Automated result interpretation
This stage automates the primary evaluation and the technical quality control. Mobiolink imports the raw data, calculates the results and checks every control — only runs that pass all criteria are prepared for release.
Background ingestion and precise sample mapping
Mobiolink continuously monitors the designated target directories of the analytical instruments. As soon as an exported file from Stage 4 becomes available, the system ingests the raw data (curve kinetics, fluorescence signals, or raw values) fully automatically. Utilizing the allocation matrix documented in Stage 3, the software flawlessly maps each measurement result back to its corresponding primary sample and the administrative patient data from the LIS, completely eliminating manual transcription efforts.

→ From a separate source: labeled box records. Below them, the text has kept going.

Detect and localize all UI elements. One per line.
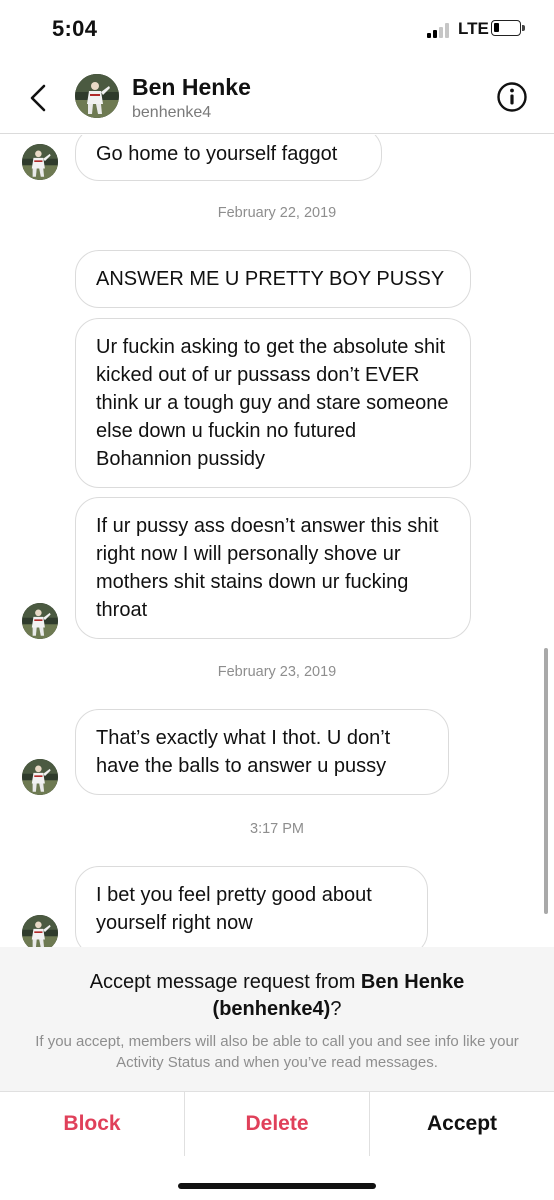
- status-time: 5:04: [52, 16, 98, 41]
- message-bubble[interactable]: Go home to yourself faggot: [75, 135, 382, 181]
- request-description: If you accept, members will also be able…: [35, 1033, 519, 1071]
- message-bubble[interactable]: ANSWER ME U PRETTY BOY PUSSY: [75, 250, 471, 308]
- network-type: LTE: [458, 19, 489, 38]
- message-bubble[interactable]: Ur fuckin asking to get the absolute shi…: [75, 318, 471, 488]
- timestamp: February 23, 2019: [217, 664, 337, 680]
- conversation-header: Ben Henke benhenke4: [0, 62, 554, 134]
- sender-avatar[interactable]: [22, 603, 58, 639]
- accept-button[interactable]: Accept: [369, 1092, 554, 1156]
- battery-icon: [491, 20, 525, 36]
- timestamp: 3:17 PM: [250, 821, 304, 837]
- contact-username: benhenke4: [132, 104, 212, 121]
- cellular-signal-icon: [427, 22, 453, 38]
- message-request-panel: Accept message request from Ben Henke (b…: [0, 947, 554, 1091]
- sender-avatar[interactable]: [22, 915, 58, 947]
- message-bubble[interactable]: If ur pussy ass doesn’t answer this shit…: [75, 497, 471, 639]
- chevron-left-icon[interactable]: [26, 82, 50, 114]
- sender-avatar[interactable]: [22, 144, 58, 180]
- request-actions: Block Delete Accept: [0, 1091, 554, 1156]
- contact-name[interactable]: Ben Henke: [132, 74, 251, 101]
- message-bubble[interactable]: That’s exactly what I thot. U don’t have…: [75, 709, 449, 795]
- delete-button[interactable]: Delete: [184, 1092, 369, 1156]
- scrollbar[interactable]: [544, 648, 548, 914]
- message-bubble[interactable]: I bet you feel pretty good about yoursel…: [75, 866, 428, 947]
- message-thread[interactable]: Go home to yourself faggot February 22, …: [0, 135, 554, 947]
- status-bar: 5:04 LTE: [0, 0, 554, 62]
- home-indicator[interactable]: [178, 1183, 376, 1189]
- sender-avatar[interactable]: [22, 759, 58, 795]
- info-icon[interactable]: [496, 81, 528, 113]
- timestamp: February 22, 2019: [217, 205, 337, 221]
- request-title: Accept message request from Ben Henke (b…: [89, 971, 465, 1020]
- avatar[interactable]: [75, 74, 119, 118]
- block-button[interactable]: Block: [0, 1092, 184, 1156]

Algorithmic curve evaluation and Ct value calculation
Following data ingestion, Mobiolink applies standardized mathematical evaluation algorithms to the raw data. The system analyzes the kinetics of the measurement curves, calculates the exact Ct (threshold cycle) values or concentrations, and performs the primary interpretation (positive, negative, equivocal). The parameters for this process are stored centrally and securely within the assay master data, guaranteeing absolutely reproducible results.
Comprehensive technical validation
Before any individual result is validated, the entire measurement series undergoes an automated technical review. Mobiolink validates the run performance systematically by verifying:
- The presence and correct signal intensity of the internal controls (ICs) within each individual well.
- The evaluation of global control references (positive controls, negative controls, blanks) to authorize the overall run validity.
- The cross-checking of replicates and standard curves for mathematical plausibility and defined tolerance thresholds.
Automated release and proactive flagging
Samples that have successfully passed all technical controls and display clear measurement signals are automatically cleared by the system for final medical review and subsequent LIS transmission. However, if the system detects a breached quality control rule, an insufficient internal control signal, or an atypical curve trajectory, the affected sample is restricted. It is assigned a specific technical “flag” (warning label) and automatically routed to the laboratory supervisor for targeted manual inspection.